Zuwachs für die VR CLASSICS
Paul und Bettina Schockemöhle durften auch 2019 einen Zuschauerzuwachs vermelden. Rund 38.900 Gäste kamen an vier Tagen, also knapp 400 mehr als 2018. Zuwächse, die am Donnerstag und Freitagabend entstanden. “Samstags und sonntags geht es ja auch nicht,” stellte Paul Schockemöhle kurz und bündig fest, ”da sind die Hallen voll, mehr als ausverkauft kann man nicht sein”.
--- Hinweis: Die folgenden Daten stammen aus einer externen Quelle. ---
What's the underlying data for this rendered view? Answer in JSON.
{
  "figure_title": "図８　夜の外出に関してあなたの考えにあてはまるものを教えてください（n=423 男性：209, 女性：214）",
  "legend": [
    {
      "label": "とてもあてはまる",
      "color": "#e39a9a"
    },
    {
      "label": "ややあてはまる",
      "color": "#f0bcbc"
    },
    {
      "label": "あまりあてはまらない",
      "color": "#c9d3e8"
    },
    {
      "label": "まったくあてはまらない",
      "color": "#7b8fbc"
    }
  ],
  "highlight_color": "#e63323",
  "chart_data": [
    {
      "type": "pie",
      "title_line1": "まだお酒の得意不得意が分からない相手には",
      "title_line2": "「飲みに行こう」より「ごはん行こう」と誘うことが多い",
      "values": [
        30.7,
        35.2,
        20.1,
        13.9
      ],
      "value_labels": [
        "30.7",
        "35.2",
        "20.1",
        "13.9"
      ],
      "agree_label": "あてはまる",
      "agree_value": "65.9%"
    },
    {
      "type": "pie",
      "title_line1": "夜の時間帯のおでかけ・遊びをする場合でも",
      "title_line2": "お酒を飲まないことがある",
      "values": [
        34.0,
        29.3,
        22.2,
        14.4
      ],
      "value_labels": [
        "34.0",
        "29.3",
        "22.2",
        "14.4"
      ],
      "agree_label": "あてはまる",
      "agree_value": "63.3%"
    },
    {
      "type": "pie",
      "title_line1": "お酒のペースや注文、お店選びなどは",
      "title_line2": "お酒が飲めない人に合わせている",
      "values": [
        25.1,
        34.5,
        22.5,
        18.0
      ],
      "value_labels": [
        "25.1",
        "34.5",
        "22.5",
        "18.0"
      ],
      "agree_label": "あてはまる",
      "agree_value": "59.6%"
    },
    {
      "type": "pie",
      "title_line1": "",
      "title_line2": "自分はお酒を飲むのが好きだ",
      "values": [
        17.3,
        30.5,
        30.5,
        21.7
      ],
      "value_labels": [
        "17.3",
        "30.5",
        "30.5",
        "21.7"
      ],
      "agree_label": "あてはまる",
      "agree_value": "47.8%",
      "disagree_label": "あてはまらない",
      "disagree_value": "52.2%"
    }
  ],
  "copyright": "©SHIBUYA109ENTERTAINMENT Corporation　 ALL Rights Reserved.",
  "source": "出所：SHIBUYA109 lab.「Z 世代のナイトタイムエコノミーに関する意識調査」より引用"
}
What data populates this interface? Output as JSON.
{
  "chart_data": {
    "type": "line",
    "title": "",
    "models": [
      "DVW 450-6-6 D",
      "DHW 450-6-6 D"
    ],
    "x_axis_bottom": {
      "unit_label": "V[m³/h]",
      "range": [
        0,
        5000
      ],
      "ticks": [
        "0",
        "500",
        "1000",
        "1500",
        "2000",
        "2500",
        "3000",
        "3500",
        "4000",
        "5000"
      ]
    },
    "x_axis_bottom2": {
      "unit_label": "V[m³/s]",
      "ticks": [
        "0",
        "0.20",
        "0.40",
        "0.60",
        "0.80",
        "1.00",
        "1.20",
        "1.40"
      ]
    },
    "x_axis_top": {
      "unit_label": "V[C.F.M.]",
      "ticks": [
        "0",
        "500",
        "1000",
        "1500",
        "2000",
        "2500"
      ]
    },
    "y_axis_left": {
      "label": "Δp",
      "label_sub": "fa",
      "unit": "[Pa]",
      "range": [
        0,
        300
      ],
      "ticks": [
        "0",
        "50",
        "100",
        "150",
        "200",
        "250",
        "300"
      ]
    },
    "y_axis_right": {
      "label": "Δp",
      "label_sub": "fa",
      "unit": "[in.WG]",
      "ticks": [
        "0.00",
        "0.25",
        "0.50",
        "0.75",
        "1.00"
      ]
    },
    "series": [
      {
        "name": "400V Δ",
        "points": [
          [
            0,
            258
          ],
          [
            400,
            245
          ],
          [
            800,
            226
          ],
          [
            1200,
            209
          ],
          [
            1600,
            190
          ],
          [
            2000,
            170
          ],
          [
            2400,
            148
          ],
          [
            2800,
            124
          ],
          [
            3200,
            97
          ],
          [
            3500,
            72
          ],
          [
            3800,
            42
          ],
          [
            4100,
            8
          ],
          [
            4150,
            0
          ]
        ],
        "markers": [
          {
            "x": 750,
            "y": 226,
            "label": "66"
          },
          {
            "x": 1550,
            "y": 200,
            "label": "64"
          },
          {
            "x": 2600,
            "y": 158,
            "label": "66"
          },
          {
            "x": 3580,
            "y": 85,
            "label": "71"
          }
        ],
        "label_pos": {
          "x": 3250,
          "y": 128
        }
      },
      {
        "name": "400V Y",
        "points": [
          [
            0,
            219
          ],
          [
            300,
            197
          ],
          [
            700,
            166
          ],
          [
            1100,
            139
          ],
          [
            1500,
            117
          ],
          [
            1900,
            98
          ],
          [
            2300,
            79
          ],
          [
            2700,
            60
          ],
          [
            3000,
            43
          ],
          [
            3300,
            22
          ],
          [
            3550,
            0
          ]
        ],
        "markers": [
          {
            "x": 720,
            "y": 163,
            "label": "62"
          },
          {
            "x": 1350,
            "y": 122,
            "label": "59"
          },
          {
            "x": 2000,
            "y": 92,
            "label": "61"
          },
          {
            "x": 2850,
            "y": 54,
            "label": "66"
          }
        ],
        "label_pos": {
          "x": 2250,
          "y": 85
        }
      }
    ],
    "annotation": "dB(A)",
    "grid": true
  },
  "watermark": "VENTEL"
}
Grandorado TN und Willem – sh:z Youngster-Finale
Willem Greve aus den Niederlanden gerät förmlich ins Schwärmen, wenn er von den Nachwuchspferde-Prüfungen bei den VR CLASSICS spricht. Hocherfreut nahm er die Glückwünsche des stellvertretenden Chefredakteurs Jürgen Muhl zum Sieg im vom sh:z präsentierten Youngster-Finale entgegen. Mit dem  Hengst Grandorado, dessen Großvater der Holsteiner Hengst Carolus I ist, gewann Greve das internationale Zwei-Phasen-Springen. “Grandorado war schon Vize-Weltmeister der jungen Springpferde, er ist auch für die Holsteiner Zucht anerkannt”, so Greve, “wenn der noch ein paar Jahre älter ist, dann ist der richtig gut, er kann einfach alles.” Platz zwei ging an Jan Meves aus Nutteln mit Captain keep cool R, Christian Hess aus Heidmühlen ritt die Holsteiner Stute Untouched auf den dritten Rang.
Der Termin für die VR CLASSICS 2020 steht bereits fest: Wie immer am dritten Wochenende im Februar (13. – 16. 2. 2020) trifft sich die Pferdeszene erneut in den Holstenhallen zu den VR CLASSICS.